I don't know if it's the best solution, but what I'm trying now is to just pass values as strings unformatted except for a decimal point, like so:

"amount": "1234.56"

The app could easily parse that (and convert it to double, BigDecimal, int, or whatever method the app developer feels best for floating-point arithmetic). The app would be responsible for formatting the value for display according to locale and currency.

This format could accommodate other currency values, whether highly inflated large numbers, numbers with three digits after the decimal point, numbers with no fractional values at all, etc.
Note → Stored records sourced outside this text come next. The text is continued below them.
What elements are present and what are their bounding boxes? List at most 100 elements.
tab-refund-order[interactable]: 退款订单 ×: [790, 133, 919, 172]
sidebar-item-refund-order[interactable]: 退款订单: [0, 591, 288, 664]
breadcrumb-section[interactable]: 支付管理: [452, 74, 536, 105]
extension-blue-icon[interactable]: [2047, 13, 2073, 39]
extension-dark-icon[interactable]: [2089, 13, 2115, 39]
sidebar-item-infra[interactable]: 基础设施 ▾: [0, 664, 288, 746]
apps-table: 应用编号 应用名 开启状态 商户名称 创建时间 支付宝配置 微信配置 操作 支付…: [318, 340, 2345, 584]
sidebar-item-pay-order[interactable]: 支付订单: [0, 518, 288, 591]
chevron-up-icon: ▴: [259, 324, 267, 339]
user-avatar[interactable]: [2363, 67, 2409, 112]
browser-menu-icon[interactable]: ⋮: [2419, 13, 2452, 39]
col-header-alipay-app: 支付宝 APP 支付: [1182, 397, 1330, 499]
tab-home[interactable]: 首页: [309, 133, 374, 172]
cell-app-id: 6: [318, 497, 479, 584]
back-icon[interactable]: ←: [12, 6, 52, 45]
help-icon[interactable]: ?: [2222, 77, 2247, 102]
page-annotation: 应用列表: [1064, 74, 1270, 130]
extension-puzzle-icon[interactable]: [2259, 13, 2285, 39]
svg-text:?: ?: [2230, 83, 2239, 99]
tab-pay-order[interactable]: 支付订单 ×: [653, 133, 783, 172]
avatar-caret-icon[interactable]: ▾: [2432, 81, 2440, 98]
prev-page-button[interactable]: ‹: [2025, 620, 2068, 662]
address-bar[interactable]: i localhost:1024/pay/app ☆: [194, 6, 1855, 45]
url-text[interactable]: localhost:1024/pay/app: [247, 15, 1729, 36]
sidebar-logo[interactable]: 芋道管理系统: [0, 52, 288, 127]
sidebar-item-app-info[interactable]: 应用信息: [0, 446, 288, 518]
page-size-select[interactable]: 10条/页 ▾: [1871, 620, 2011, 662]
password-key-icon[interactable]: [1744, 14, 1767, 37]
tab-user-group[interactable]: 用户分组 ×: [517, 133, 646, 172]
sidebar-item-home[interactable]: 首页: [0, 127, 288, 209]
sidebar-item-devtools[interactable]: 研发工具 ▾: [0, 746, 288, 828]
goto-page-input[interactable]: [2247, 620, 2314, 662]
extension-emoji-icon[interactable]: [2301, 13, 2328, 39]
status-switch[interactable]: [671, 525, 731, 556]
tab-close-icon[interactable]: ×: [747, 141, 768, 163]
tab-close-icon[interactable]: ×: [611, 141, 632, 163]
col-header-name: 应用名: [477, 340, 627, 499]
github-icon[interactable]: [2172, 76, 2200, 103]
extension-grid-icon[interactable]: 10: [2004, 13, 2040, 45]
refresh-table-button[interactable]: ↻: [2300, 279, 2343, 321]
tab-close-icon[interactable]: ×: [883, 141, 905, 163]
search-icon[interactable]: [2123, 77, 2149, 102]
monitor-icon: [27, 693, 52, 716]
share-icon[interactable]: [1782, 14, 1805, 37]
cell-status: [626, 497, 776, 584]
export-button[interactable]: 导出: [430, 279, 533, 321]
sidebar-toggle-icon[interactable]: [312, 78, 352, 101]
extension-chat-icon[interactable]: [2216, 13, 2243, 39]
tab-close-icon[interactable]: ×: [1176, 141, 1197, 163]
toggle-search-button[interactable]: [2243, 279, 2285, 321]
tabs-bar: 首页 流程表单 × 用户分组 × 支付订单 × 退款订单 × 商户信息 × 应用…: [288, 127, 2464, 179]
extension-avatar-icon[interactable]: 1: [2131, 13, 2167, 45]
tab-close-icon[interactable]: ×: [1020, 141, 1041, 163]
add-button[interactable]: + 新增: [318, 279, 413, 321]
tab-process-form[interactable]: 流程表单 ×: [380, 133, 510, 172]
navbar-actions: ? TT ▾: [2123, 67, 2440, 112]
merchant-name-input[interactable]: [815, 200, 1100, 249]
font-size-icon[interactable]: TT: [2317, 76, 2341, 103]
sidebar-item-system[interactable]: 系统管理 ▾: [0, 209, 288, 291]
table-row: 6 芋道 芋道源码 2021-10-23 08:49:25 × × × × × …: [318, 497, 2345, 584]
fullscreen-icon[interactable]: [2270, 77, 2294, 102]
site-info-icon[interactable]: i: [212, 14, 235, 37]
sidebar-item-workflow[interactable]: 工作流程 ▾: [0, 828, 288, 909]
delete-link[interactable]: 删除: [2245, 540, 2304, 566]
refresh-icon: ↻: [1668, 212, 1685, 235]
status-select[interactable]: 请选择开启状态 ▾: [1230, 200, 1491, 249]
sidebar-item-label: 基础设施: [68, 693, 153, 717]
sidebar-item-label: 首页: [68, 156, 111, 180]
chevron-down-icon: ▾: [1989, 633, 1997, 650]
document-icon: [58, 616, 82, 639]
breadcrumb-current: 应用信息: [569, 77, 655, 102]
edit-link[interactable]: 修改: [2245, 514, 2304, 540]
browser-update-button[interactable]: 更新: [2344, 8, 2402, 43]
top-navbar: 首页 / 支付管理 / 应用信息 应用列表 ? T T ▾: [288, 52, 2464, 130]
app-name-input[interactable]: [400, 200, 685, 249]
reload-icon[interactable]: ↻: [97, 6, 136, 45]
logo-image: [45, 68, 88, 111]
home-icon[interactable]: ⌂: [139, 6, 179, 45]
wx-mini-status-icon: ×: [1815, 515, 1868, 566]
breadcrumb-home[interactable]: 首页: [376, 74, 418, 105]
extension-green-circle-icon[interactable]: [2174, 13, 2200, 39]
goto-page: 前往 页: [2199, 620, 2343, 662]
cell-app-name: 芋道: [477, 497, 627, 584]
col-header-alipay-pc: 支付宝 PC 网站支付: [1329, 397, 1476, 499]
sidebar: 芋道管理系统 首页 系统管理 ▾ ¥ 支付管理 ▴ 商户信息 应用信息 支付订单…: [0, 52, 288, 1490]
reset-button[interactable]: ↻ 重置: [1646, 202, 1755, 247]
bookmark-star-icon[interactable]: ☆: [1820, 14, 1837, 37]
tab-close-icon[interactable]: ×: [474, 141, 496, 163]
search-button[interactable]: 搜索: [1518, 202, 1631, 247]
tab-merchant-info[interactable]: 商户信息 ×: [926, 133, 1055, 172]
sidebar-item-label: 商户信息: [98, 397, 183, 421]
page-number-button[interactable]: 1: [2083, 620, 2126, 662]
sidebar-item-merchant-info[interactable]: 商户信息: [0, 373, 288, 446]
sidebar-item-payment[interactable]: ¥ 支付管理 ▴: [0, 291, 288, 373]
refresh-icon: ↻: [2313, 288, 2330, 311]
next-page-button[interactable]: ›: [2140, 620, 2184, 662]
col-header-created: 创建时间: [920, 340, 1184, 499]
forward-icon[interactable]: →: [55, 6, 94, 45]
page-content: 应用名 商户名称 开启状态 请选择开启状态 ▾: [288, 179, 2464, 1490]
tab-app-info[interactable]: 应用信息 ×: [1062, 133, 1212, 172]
Of course, this would assume the app already knows the locale and currency used (from another call, an app setting, or local device values). If those need to be specified per call, another option would be:

"amount": "1234.56",
"currency": "USD",
"locale": "en_US"

I'm tempted to roll these into one JSON object, but a JSON feed may have multiple amounts for different purposes, and then would only need to specify currency settings once. Of course, if it could vary for each amount listed, then it would be best to encapsulate them together, like so:

{
"amount": "1234.56",
"currency": "USD",
"locale": "en_US"
}

Another debatable approach is for the server to provide the raw amount and the formatted amount. (If so, I would suggest encapsulating it as an object, instead of having multiple properties in a feed that all define the same concept):

{
"displayAmount":"$1,234.56",
"calculationAmount":"1234.56"
}

Here, more of the work is offloaded to the server. It also ensures consistency across different platforms and apps in how the numbers are displayed, while still providing an easily parseable value for conditional testing and the like.

However, it does leave a problem--what if the app needs to perform calculations and then show the results to the user? It will still need to format the number for display. Might as well go with the first example at the top of this answer and give the app control over the formatting.

Those are my thoughts, at least. I've been unable to find any solid best practices or research in this area, so I welcome better solutions or potential pitfalls I haven't pointed out.